Présenté en compétition officielle lors de la 21ᵉ édition du Festival international du film de Marrakech, La Mer au loin est une œuvre qui se distingue par la profondeur de son propos et l’élégance de sa structure cinématographique. Le réalisateur franco-marocain Saïd Hamich Benlarbi, déjà remarqué pour Retour à Bollène, poursuit son exploration des fractures identitaires et des trajectoires d’exil, mais cette fois-ci à travers une fresque romanesque empreinte de mélancolie.


La Mer au loin prend la forme d’une saga couvrant une décennie, de 1990 à 2000, où les fragments de vie de Nour interprété avec justesse par Ayoub Gretaa s’articulent autour d’intertitres délimitant des chapitres. Cette structure permet d’inscrire le récit dans une temporalité large, évoquant à la fois l’intime et le collectif. Nour, immigré clandestin à Marseille, navigue entre petits trafics, amitiés éphémères et amours impossibles. La rencontre avec Serge (Grégoire Colin), un policier imprévisible, et Noémie (Anna Mouglalis), sa femme énigmatique, marque un tournant décisif dans son parcours.


Pour ce faire, Saïd Hamich  adopte une approche quasi impressionniste, où chaque plan semble baigné dans une lumière douce et diffuse, renforçant l’idée de flottement propre à l’exil. Les mouvements de caméra sont aussi fluide qu'une douce mélodie, comme pour accompagner les errances de Nour, perdu entre deux mondes.


Le réalisateur joue habilement avec les ellipses temporelles, suggérant plus qu’il ne montre, et laissant au spectateur le soin de combler les silences. Les plans larges sur la mer, frontière naturelle entre les deux rives de l’existence de Nour, symbolisent à la fois l’éloignement et l’espoir. Cette dualité est omniprésente dans la mise en scène, qui oscille entre moments d’intimité poignante et éclats de vie collective.
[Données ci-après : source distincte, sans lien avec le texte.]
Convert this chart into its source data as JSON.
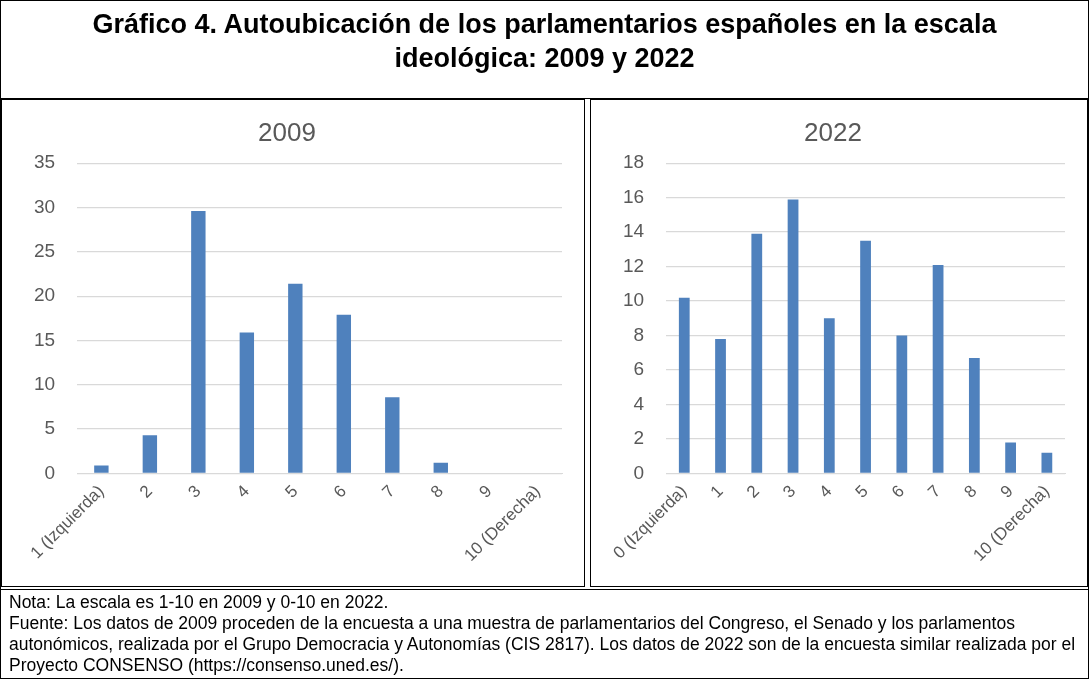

Une fresque mélodramatique entre l’exil et l’amour


Si La Mer au loin peut parfois s’égarer dans un propos densifié par la richesse de son scénario, qui aurait peut-être gagné à plus de fluidité, le film marque par l’humanité de ses personnages et  l'importance de ses "maux". Nour n’est ni un héros, ni une victime, mais un être complexe, modelé par ses rencontres et ses choix, souvent contraints par les aléas de la vie. La perméabilité de son caractère, incarnée viscéralement par Ayoub Gretaa, en fait un protagoniste profondément attachant. Le duo Serge-Noémie, à la fois protecteur et destructeur, apporte une dimension romanesque intrigante.


Grégoire Colin et Anna Mouglalis livrent des performances tout en délicatesse , ajoutant au film une couche supplémentaire d’ambiguïté. Une ambiguïté enrichie par le raï, omniprésent dans la bande originale, qui transcende sa simple fonction musicale pour devenir un personnage à part entière. Vibrant d’amour, de nostalgie ou de révolte, il accompagne Nour dans ses joies et ses peines, rythmant son parcours et reflétant ses états d’âme. Cette musique, empreinte de mélancolie et de nostalgie, souligne la profondeur du film tout en lui insufflant une énergie vitale.


Loin de tomber dans les écueils du misérabilisme ou du paternalisme, La Mer au loin offre une vision complexe et réaliste de la condition immigrée. Les relations entre Français et immigrés y sont dépeintes sans clichés, dans toute leur ambivalence. Le film explore avec subtilité les tensions entre le rêve d’un ailleurs et la réalité souvent cruelle de l’exil.


Quand Nour revient finalement au pays, il est confronté à l’irréversibilité du temps. Ce qu’il a laissé derrière lui est perdu à jamais. Ce moment, empreint d’une douce amertume, incarne l’essence même du film : un constat sur l’inaccessibilité des idéaux face aux dures réalités de la vie. En somme, La Mer au loin éveille une émotion discrète au départ, mais les larmes finissent par nous rattraper, portées par la profondeur du récit sur l’identité et l’appartenance.. Une œuvre qui mérite d’être vue et revue, tant elle résonne avec les questionnements contemporains sur la migration et l’intégration. La Mer au loin certes, et pourtant l’émotion si proche…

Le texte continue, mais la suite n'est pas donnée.